- Military career
- Allegiance: Islamic State Ba'athist Syria
- Branch: Military Security Directorate Military Security in Sanamayn Local armed groups
- Known for: His group that attacked al-Sanamayn
- Conflicts: Syrian civil war March 2025 Daraa clashes; ;

= Mohsen al-Haymed =

Commander who fought for the Islamic State and Ba'athist Syria

Mohsen al-Haymed (محسن الهيمد) is a former Islamic State commander who became affiliated with Ba'athist Syria. He took part in various battles in the city of al-Sanamayn, Daraa Governorate after the fall of the Assad regime in December 2024.

== Life ==
He lives in al-Sanamayn and was formerly part of the Islamic State. Upon being captured, he joined the Military Security Directorate.

== Mohsen al-Haymed's group ==

Al-Haymed's group was founded c. 2018 when it reconciled with Ba'athist Syria.

The group fought against drug trafficker Ahmad al-Labbad, nicknamed "Al-Shabat", whose armed group in al-Sanamayn was attacked by al-Haymed in April 2024. The impetus for the fighting was the deaths of at least seven children on 6 April 2024 by an improvised explosive device, which Al-Labbad's group was accused of planting. The clashes that occurred the following day resulted in the deaths of 17 people. Another report indicated that at least 20 people died in the fighting. The Haymed group targeted a house owned by al-Labbad with RPGs and machine gun fire; two young children died in a fire as a result.

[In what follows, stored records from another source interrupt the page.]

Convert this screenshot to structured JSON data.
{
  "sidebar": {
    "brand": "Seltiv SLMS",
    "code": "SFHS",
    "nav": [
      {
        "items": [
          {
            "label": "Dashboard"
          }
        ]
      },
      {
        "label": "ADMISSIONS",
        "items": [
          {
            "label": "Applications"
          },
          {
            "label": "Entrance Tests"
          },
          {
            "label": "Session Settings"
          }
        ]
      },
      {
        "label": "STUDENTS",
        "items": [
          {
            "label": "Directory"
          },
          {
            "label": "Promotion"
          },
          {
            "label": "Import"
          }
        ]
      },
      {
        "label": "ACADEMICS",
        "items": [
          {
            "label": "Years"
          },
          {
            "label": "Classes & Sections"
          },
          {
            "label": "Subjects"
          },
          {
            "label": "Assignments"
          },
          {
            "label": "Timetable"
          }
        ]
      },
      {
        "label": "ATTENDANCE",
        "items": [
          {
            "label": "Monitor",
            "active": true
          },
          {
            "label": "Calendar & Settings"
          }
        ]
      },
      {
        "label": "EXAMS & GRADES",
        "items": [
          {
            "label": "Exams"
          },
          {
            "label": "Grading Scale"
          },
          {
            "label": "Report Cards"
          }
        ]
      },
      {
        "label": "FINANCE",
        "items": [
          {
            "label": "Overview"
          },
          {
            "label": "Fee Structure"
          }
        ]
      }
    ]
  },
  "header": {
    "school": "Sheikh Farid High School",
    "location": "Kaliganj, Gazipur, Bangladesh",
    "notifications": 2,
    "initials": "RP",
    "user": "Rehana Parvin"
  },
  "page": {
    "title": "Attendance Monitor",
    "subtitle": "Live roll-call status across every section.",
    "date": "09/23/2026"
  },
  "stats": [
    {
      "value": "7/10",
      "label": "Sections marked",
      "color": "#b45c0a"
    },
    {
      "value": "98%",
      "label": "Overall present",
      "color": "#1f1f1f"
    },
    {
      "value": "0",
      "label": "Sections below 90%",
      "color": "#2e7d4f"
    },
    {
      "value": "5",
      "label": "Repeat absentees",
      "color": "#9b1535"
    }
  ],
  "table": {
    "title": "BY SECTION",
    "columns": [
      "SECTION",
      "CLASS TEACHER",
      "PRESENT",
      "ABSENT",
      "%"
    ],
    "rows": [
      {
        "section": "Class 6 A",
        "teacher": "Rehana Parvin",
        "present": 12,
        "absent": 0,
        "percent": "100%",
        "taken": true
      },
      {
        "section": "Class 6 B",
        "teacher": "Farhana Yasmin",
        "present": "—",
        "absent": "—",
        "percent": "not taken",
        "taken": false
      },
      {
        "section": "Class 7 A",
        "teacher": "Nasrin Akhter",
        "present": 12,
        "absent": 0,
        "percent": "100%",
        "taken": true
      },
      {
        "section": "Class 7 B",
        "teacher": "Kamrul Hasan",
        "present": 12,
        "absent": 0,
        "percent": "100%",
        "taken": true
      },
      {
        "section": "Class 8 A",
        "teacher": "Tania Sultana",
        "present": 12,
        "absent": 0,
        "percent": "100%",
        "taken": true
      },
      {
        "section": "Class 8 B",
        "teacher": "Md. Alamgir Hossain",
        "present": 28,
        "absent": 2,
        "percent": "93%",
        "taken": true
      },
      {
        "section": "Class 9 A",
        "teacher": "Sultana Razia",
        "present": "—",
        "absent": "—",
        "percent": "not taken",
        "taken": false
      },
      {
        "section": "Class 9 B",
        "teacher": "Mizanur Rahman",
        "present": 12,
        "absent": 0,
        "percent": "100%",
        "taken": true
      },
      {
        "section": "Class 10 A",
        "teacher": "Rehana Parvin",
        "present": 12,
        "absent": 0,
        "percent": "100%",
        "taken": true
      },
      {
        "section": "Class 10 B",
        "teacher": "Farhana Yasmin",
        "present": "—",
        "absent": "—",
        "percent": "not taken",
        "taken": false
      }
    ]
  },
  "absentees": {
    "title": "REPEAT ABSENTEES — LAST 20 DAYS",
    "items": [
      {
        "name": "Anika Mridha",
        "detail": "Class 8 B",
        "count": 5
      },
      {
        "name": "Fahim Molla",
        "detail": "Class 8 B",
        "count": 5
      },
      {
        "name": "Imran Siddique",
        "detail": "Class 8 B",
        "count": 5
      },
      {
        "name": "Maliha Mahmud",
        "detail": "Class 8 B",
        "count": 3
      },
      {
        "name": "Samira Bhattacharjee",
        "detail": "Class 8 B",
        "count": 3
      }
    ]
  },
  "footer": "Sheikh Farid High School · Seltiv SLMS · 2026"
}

Clashes took place in January 2025 in al-Sanamayn between al-Haymed's group and the Southern Operations Room. The clashes began following an assassination attempt on Osama Muhammad al-Atma, who was a member of al-Haymed's group. A ceasefire was reached and both sides were required to turn in their heavy and medium weapons. Over 2,000 Syrian government fighters were sent from Damascus. According to local network Free Houran Gathering, the faction had committed "dozens of kidnappings and murders" in al-Sanamayn.

In January 2025, there were further clashes in al-Sanamayn, this time between al-Haymed's group and Walid al-Zahra's group.

Al-Haymed's group led an attack alongside the Islamic State on al-Sanamayn in February 2025, taking control of areas that were formerly used by the Ninth Division of the Syrian Arab Armed Forces.

Following an attack by al-Labbad's faction on members of Haymed's group, after they were leaving a funeral, three members of Haymed's group died, while one member and a child were injured. General Security Services arrived to restore order, but Haymed's group opened fire, wounding one officer, which led to clashes taking place between Haymed's group and security forces. The Syrian Armed Forces raided al-Haymed's group and seized houses in the surroundings of al-Sanamayn, which ended with the surrender of the group. Al-Haymed escaped the raid.

Members believed to be affiliated with al-Haymed's group killed Maher al-Labad, along with "his child" and Mohammad Saleem al-Shtaar, on 1 June 2025. Clashes afterwards led to the deaths of two civilians.

The Internal Security Forces carried out an operation to arrest Mohsen al-Haymed on 17 September 2026. The clashes killed 3 members of the Internal Security Forces.